Na última terça-feira, a Primeira Turma do Supremo Tribunal Federal (STF) ratificou uma decisão significativa proferida pelo ministro Flávio Dino, que eliminou a aposentadoria compulsória como a principal penalidade para juízes que cometem faltas disciplinares graves, como venda de sentenças, corrupção ou assédio de qualquer natureza. A Corte rejeitou um recurso apresentado pela Procuradoria-Geral da República (PGR) e por dois magistrados que já haviam sido submetidos ao referido tipo de aposentadoria e, portanto, perderam o benefício.

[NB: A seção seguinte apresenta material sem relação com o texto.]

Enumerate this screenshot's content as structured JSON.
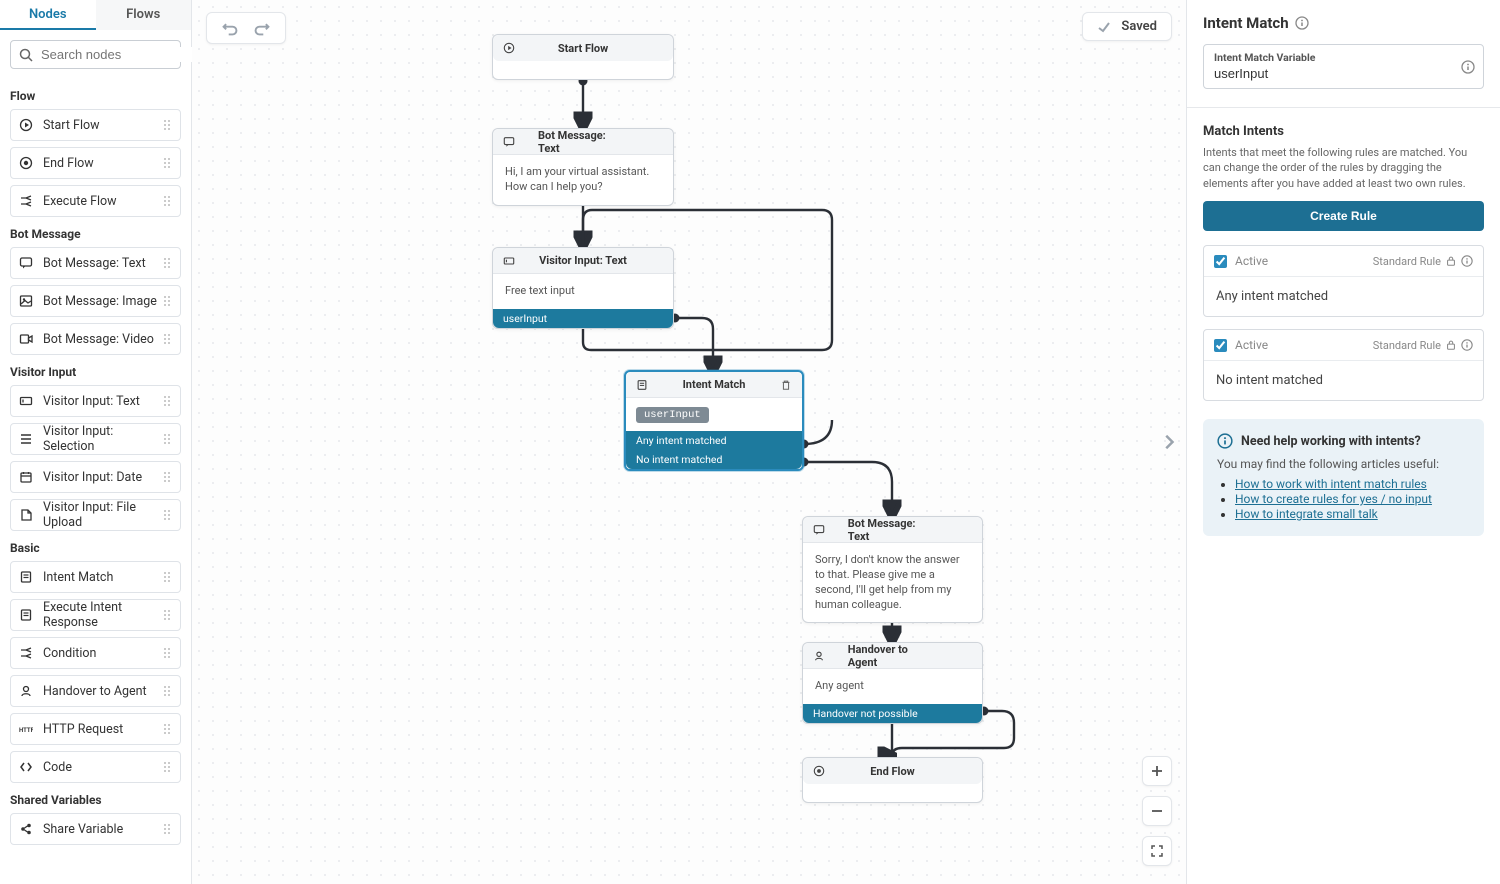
{
  "tabs": {
    "nodes": "Nodes",
    "flows": "Flows"
  },
  "search": {
    "placeholder": "Search nodes"
  },
  "palette": {
    "groups": [
      {
        "title": "Flow",
        "items": [
          {
            "icon": "play-circle",
            "label": "Start Flow"
          },
          {
            "icon": "stop-circle",
            "label": "End Flow"
          },
          {
            "icon": "branch",
            "label": "Execute Flow"
          }
        ]
      },
      {
        "title": "Bot Message",
        "items": [
          {
            "icon": "chat",
            "label": "Bot Message: Text"
          },
          {
            "icon": "image",
            "label": "Bot Message: Image"
          },
          {
            "icon": "video",
            "label": "Bot Message: Video"
          }
        ]
      },
      {
        "title": "Visitor Input",
        "items": [
          {
            "icon": "input",
            "label": "Visitor Input: Text"
          },
          {
            "icon": "list",
            "label": "Visitor Input: Selection"
          },
          {
            "icon": "calendar",
            "label": "Visitor Input: Date"
          },
          {
            "icon": "file",
            "label": "Visitor Input: File Upload"
          }
        ]
      },
      {
        "title": "Basic",
        "items": [
          {
            "icon": "doc",
            "label": "Intent Match"
          },
          {
            "icon": "doc",
            "label": "Execute Intent Response"
          },
          {
            "icon": "branch",
            "label": "Condition"
          },
          {
            "icon": "agent",
            "label": "Handover to Agent"
          },
          {
            "icon": "http",
            "label": "HTTP Request"
          },
          {
            "icon": "code",
            "label": "Code"
          }
        ]
      },
      {
        "title": "Shared Variables",
        "items": [
          {
            "icon": "share",
            "label": "Share Variable"
          }
        ]
      }
    ]
  },
  "canvas": {
    "saved_label": "Saved",
    "nodes": {
      "start": {
        "title": "Start Flow"
      },
      "bot1": {
        "title": "Bot Message: Text",
        "body": "Hi, I am your virtual assistant. How can I help you?"
      },
      "vin": {
        "title": "Visitor Input: Text",
        "body": "Free text input",
        "out": "userInput"
      },
      "intent": {
        "title": "Intent Match",
        "chip": "userInput",
        "out1": "Any intent matched",
        "out2": "No intent matched"
      },
      "bot2": {
        "title": "Bot Message: Text",
        "body": "Sorry, I don't know the answer to that. Please give me a second, I'll get help from my human colleague."
      },
      "hand": {
        "title": "Handover to Agent",
        "body": "Any agent",
        "out": "Handover not possible"
      },
      "end": {
        "title": "End Flow"
      }
    }
  },
  "inspector": {
    "title": "Intent Match",
    "var_label": "Intent Match Variable",
    "var_value": "userInput",
    "match_title": "Match Intents",
    "match_help": "Intents that meet the following rules are matched. You can change the order of the rules by dragging the elements after you have added at least two own rules.",
    "create_rule": "Create Rule",
    "active": "Active",
    "standard_rule": "Standard Rule",
    "rule1": "Any intent matched",
    "rule2": "No intent matched",
    "tip_title": "Need help working with intents?",
    "tip_intro": "You may find the following articles useful:",
    "tip_links": {
      "a": "How to work with intent match rules",
      "b": "How to create rules for yes / no input",
      "c": "How to integrate small talk"
    }
  }
}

Em sua análise, o ministro Flávio Dino destacou que a Emenda Constitucional nº 103, vinculada à última reforma previdenciária, não inclui a aposentadoria compulsória como uma punição aplicável nesses casos. A nova orientação do STF sugere, em situações onde um juiz venha a ser condenado administrativamente pelo Conselho Nacional de Justiça (CNJ), que a Advocacia-Geral da União (AGU) deve interceder junto ao Supremo para que a perda do cargo do magistrado seja formalmente decretada.

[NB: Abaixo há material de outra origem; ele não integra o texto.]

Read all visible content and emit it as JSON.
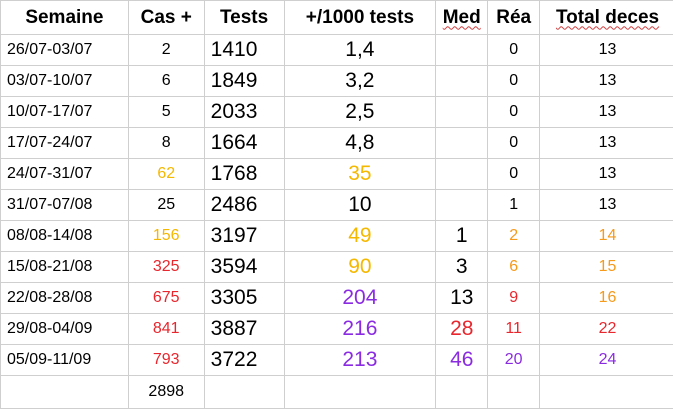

Durante a sessão, Dino reiterou que a ideia de permitir que juízes condenados recebam aposentadorias, mesmo que em regime proporcional ao tempo de serviço, é problemática. Ele argumentou que tal punição acaba recaindo sobre a sociedade, a qual, ao arcar com os custos, se vê prejudicada ao sustentar um magistrado que cometeu atos ilícitos. “Se um juiz vende uma decisão judicial, ou se um juiz comete um homicídio, essa pessoa precisa ser responsabilizada de forma mais severa”, salientou Dino.

Os ministros Cristiano Zanin, Alexandre de Moraes e Cármen Lúcia também apoiaram a decisão, com Moraes acrescentando que não é razoável considerar a aposentadoria compulsória uma verdadeira sanção, destacando que “a aposentadoria compulsória paga pelo contribuinte não é sanção”.

No Brasil, ao longo das últimas duas décadas, o CNJ condenou um total de 126 magistrados à aposentadoria compulsória. Criado em 2005, esse órgão é responsável por julgar as infrações disciplinares cometidas por juízes e desembargadores, aplicando as diretrizes da Lei Orgânica da Magistratura Nacional (Loman), que estipula várias penalizações, sendo a aposentadoria compulsória a mais severa.

A decisão do STF marca um importante desdobramento no combate à corrupção e à falta de ética no Judiciário, refletindo um esforço em garantir que responsabilizações sejam efetivamente justas e impactantes.